A python library to define and check constraints for data arranged in a table.
We developed this library to use with tables of sample information in
DNA sequencing experiments. Here, the table must have columns with
certain names, which are used by downstream appplications. For
example, we require a column of sample identifiers named SampleID
.
Some of the columns must have values matching a pattern, for example,
sample identifiers must begin with a letter to avoid errors in our
bioinformatics pipelines. Some columns must always be filled in,
whereas others are optional. For example, we always need a value for
the sample identifier.
This library allows users to define a specification in python code. Here's a spec for the examples above:
from tablemusthave import (
MustHave, columns_named, values_matching, some_value_for,
)
spec = MustHave(
columns_named("SampleID"),
values_matching("SampleID", "^[A-Za-z]"),
some_value_for("SampleID")
)
Once defined, we can import a table and check it over to see if it
meets our spec. Tables can be imported or created using the Table
class. From there, the specification can be used to check the columns
and values in the table. It returns an iterable of pairs, where the
first element is the requirement checked, and the second element is
the result of the check (success or failure).

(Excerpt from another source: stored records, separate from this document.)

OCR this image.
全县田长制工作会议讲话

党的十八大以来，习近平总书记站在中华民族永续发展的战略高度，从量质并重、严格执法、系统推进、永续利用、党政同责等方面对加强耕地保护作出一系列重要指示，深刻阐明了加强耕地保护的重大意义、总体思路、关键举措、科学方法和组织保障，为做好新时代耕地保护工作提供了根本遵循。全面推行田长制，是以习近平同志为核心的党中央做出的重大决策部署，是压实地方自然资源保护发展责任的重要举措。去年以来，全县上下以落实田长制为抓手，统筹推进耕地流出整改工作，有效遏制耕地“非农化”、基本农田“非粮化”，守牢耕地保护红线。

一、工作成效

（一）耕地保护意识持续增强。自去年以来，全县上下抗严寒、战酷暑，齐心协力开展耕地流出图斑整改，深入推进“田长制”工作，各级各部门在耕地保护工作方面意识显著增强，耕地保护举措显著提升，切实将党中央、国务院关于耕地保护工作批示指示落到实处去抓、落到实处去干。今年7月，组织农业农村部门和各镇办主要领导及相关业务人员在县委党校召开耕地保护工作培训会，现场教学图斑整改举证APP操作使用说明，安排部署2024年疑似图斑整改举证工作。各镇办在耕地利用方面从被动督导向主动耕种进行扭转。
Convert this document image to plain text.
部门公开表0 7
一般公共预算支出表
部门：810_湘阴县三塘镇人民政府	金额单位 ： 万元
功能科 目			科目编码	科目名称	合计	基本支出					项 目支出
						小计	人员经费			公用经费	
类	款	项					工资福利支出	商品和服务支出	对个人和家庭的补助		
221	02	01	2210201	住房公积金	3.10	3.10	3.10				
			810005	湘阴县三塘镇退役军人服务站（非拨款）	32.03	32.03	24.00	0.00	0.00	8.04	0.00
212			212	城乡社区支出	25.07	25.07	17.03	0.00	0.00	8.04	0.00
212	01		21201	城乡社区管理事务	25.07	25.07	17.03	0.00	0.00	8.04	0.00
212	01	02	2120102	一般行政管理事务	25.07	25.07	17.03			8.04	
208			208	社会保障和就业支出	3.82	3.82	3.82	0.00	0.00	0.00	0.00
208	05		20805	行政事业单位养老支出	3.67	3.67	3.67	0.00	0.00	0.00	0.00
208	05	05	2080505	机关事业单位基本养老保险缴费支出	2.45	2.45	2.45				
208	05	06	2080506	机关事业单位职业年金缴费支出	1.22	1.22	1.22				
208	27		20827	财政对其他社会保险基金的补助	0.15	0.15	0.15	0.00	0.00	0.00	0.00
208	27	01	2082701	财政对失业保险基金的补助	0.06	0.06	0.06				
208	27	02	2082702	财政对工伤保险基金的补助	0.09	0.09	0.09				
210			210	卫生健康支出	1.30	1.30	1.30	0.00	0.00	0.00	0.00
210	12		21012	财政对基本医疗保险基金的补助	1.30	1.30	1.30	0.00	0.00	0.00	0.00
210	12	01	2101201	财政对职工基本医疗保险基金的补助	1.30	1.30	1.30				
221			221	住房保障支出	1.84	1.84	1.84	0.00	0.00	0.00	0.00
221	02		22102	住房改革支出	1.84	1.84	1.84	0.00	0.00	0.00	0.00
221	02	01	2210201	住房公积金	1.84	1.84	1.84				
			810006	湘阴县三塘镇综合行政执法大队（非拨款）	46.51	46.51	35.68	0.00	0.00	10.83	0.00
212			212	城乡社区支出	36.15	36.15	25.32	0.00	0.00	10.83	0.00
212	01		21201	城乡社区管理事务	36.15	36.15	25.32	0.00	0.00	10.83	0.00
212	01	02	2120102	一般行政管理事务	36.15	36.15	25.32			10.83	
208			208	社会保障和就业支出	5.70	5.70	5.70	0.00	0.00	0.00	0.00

from tablemusthave import Table
my_table = Table.from_csv("my_file.csv")
for requirement, result in spec.check(my_table):
print(requirement.description())
print(result.message())
To install, clone or download this library, move to the library directory, and type:
pip install .
The specifications in this library are very similar to table
definitions in SQL. There is an R library with similar functionality,
spec
, which seemed
nice but did not quite suit our needs.